In the Discussion, we have revised the text as follows:

“However, our structure revealed no major conformational changes in the PX domain or the BAR domain-interacting surface. This finding is consistent with our observation that IncE peptide does not interfere with SNX5 binding to immobilized phospholipids or to SNX1.”

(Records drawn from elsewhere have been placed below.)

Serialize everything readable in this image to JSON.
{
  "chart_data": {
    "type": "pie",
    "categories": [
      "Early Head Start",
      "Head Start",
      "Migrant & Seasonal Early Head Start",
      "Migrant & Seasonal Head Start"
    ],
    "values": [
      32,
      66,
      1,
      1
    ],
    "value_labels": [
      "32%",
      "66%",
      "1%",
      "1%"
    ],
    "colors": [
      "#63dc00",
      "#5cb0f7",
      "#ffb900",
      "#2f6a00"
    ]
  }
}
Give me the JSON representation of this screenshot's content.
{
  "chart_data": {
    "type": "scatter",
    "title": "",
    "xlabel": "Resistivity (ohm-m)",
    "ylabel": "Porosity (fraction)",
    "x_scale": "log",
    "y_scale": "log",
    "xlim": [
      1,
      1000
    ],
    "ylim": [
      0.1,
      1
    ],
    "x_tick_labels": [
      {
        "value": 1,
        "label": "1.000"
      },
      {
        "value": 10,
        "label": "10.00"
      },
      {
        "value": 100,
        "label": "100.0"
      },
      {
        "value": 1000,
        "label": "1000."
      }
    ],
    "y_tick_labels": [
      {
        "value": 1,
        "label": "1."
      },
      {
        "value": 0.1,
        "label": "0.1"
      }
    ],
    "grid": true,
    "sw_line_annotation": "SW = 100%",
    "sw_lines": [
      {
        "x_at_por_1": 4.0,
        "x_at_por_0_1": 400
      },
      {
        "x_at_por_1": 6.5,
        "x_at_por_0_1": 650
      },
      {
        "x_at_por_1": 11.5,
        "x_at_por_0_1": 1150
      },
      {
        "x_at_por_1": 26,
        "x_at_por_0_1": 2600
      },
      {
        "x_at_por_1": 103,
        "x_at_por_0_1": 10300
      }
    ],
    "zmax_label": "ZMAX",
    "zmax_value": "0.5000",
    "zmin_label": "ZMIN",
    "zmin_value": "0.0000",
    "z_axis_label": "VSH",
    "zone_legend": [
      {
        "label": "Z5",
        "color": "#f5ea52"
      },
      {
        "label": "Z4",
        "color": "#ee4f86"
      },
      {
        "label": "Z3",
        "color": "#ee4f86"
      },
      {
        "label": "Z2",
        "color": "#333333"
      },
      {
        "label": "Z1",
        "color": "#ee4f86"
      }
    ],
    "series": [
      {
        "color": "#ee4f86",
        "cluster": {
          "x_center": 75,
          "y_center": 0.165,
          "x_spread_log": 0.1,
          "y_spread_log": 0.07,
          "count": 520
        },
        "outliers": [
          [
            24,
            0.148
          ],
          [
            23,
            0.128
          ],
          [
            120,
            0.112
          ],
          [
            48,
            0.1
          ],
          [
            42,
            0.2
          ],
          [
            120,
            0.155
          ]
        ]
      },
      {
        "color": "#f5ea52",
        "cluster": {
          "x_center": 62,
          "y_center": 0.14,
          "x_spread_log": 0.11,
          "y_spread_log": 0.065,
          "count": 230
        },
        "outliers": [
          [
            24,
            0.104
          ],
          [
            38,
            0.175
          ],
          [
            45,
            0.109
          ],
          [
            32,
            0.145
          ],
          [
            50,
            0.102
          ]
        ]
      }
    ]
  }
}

2) No information is presented on the effect of SNX5 mutations with respect to its localization to endosomes vs. the bacterial inclusion.

We have now included a new figure (Figure 2—figure supplement 1) in which we compare the localization of transfected FLAG-SNX5WT and SNX5_Y132D,F136D in Chlamydia-infected cells. Whereas wild type FLAG-SNX5 is robustly recruited to the inclusion, FLAG-SNX5_Y132D,F136D fails to localize to the inclusion.

We have edited the text as follows:

“We previously demonstrated a robust recruitment of full-length FLAG-SNX5_WT to the C. trachomatis inclusion and associated tubules (Mirrashidi, 2015). We next determined whether the IncE binding groove is necessary for recruitment of SNX5 to the C. trachomatis inclusion by analyzing the localization of FLAG-SNX5_{Y132D, F136D} during infection. FLAG-SNX5_Y132D,F136D fails to localize to the inclusion (Figure 2—figure supplement 1), although endogenous SNX6 was still recruited. Together, these data provide further support that IncE interacts with the SNX5 hydrophobic binding groove.”

3) Based on the model one would expect structural similarity between the CI-MPR tail and IncE. Has this been looked at? Moreover, how do the authors envision competition between IncE and CI-MPR to occur? Is this via mass action due to excessive production of IncE or is the affinity of SNX5 higher for IncE compared to the MPR?

The C-terminal tail of CI-MPR is predicted to be “unstructured”, but contains hydrophobic elements that could potentially mimic IncE. Without a direct binding assay or a structural model, it would be highly speculative to comment on the mechanisms of binding between CI-MPR and SNX5.